Tim Eller, spokesman for the state Education Department, has stated that the governor has increased education funding by $1.25 billion since taking office. But that number includes money going to pensions, Social Security and other non-classroom areas.
"The bottom line is that the Corbett money is going to pensions, not classrooms," Mr. Crossey said. "We are talking about money that goes into the classroom."
Since the significant reduction in 2011, basic education funding has remained relatively stable at the reduced level. Funding for 2013-14 would increase by about 1 percent.
Since 2011, districts across the state have furloughed staff, increased class sizes and cut programs and elective courses, according to the PSEA report.
Mr. Crossey pointed out that the reduction in funding has affected poor school districts disproportionately because they rely more heavily on state funding. The PSEA report notes that since last year, four districts, including Duquesne, have been placed in financial distress and had state overseers appointed and four others were placed on a financial watch list. He warned that if funding remains at its current level more districts will move to those lists.
Mr.

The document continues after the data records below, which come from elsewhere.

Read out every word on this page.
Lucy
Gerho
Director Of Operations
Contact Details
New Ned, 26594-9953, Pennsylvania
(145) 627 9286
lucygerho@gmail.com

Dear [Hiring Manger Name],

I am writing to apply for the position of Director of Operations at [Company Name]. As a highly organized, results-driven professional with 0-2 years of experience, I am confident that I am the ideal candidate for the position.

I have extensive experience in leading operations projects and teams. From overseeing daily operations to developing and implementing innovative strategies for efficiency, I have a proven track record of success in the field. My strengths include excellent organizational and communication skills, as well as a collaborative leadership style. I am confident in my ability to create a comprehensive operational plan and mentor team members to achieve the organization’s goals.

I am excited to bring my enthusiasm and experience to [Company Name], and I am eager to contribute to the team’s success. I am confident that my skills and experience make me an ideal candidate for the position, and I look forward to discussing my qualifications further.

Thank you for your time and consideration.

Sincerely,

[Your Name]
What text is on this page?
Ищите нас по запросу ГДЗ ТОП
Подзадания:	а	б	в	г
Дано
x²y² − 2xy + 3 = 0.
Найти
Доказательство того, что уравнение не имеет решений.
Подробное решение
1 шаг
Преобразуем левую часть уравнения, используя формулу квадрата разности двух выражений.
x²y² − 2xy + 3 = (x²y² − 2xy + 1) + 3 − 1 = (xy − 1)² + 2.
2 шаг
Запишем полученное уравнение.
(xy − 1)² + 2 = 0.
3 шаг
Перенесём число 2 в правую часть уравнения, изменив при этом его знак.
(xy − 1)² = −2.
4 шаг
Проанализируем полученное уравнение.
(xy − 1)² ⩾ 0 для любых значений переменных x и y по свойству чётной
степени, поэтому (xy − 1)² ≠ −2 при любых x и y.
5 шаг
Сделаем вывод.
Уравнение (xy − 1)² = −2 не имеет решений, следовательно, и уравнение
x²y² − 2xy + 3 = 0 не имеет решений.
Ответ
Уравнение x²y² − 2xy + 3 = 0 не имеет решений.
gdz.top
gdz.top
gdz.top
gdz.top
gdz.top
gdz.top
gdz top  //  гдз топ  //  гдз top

Crossey also called for a funding formula for charter schools based on the school's actual costs and for legislation to place limits on the size of reserve funds that charter schools can accrue. He cited increased charter school tuition costs as a major financial burden for school districts and criticized the state's decision in 2011 to eliminate the partial reimbursement that districts received on the tuition.
The report was accompanied with lists of cuts that districts have made in the past two years and are considering for this year, including the Plum School District, where the preliminary budget proposed the furlough of 23 teachers.